I glance up at the sky. It’s black, just like the water. I have no idea what time it is. I think I finally fell asleep around ten thirty, and it seemed like at least an hour passed before McGhee and Gonzalez found me, so now it’s probably somewhere around one in the morning. I’m hoping the feds got distracted by Preston’s phone and hard drive—the thought of them finding those sex clips almost makes me want to drown myself—before they started looking for me. But either way, they won’t stop until they find me. I need to either ride the river far enough away from the cabin that I won’t get caught in a manhunt, or get out of the water and try to hide in plain sight.

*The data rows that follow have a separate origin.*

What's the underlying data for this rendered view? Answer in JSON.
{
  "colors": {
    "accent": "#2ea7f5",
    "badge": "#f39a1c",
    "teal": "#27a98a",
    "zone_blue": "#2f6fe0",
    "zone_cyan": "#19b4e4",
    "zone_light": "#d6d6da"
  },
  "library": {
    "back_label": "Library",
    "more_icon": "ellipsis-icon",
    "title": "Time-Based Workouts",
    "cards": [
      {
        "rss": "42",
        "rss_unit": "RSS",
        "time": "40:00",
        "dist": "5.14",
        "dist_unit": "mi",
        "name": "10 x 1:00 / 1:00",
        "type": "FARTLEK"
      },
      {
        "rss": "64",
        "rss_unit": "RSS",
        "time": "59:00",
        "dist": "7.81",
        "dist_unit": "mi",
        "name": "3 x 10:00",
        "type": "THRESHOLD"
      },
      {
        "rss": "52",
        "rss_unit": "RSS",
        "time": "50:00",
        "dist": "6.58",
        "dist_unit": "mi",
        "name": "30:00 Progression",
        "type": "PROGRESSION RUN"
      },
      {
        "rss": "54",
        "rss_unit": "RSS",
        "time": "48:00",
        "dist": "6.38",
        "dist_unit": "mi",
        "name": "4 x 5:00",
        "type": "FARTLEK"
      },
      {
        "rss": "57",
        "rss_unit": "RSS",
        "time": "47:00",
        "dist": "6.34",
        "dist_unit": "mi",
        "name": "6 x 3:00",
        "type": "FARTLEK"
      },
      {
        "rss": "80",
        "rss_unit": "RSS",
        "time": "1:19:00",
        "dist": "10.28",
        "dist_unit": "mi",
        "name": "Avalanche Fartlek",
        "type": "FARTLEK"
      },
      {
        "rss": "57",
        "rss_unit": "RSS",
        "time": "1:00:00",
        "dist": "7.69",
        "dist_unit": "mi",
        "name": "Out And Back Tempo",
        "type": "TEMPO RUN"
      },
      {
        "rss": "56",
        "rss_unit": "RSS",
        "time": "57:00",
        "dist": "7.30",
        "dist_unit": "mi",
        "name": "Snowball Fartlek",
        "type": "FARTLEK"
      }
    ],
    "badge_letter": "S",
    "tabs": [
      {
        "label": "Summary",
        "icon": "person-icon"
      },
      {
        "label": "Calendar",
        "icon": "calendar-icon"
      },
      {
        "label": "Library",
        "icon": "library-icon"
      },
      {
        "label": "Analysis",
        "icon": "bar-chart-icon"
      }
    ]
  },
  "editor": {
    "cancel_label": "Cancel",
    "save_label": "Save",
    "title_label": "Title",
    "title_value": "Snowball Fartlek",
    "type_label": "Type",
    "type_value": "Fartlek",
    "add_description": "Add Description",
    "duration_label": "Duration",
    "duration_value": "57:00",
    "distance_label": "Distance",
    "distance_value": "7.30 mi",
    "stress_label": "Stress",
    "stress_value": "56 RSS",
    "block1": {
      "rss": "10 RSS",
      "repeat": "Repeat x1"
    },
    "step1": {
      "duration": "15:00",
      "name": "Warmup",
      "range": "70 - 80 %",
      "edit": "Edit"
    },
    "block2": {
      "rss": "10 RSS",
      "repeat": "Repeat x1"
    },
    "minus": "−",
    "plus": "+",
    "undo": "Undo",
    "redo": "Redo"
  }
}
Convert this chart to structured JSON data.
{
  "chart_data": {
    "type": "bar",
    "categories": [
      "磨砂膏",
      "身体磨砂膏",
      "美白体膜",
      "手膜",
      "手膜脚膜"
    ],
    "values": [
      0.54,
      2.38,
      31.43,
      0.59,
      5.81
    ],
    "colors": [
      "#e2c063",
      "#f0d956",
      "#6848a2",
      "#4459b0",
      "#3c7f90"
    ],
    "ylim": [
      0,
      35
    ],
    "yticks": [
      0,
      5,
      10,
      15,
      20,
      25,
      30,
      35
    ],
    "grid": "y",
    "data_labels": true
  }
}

I decide to take my chances in the river for a while. It’s cold, but I feel safer in the water. And I’ll be able to see anyone coming before they get close.
My wallet is still in the back pocket of my cargo pants. Thanks to Liars, Inc. I should have enough soggy cash to buy another prepaid phone and some food. All I have to do is eventually find a safe place to get out of the river and make myself into someone other than Max Cantrell. How hard can it be?
I stay in the water for what feels like hours, curling my body into the fetal position to maximize warmth. In a couple places, the river is so shallow that I have to slither along on my elbows and knees to stay hidden beneath the surface. Soft sticky mud clings to my hands and coats the fabric of my pants.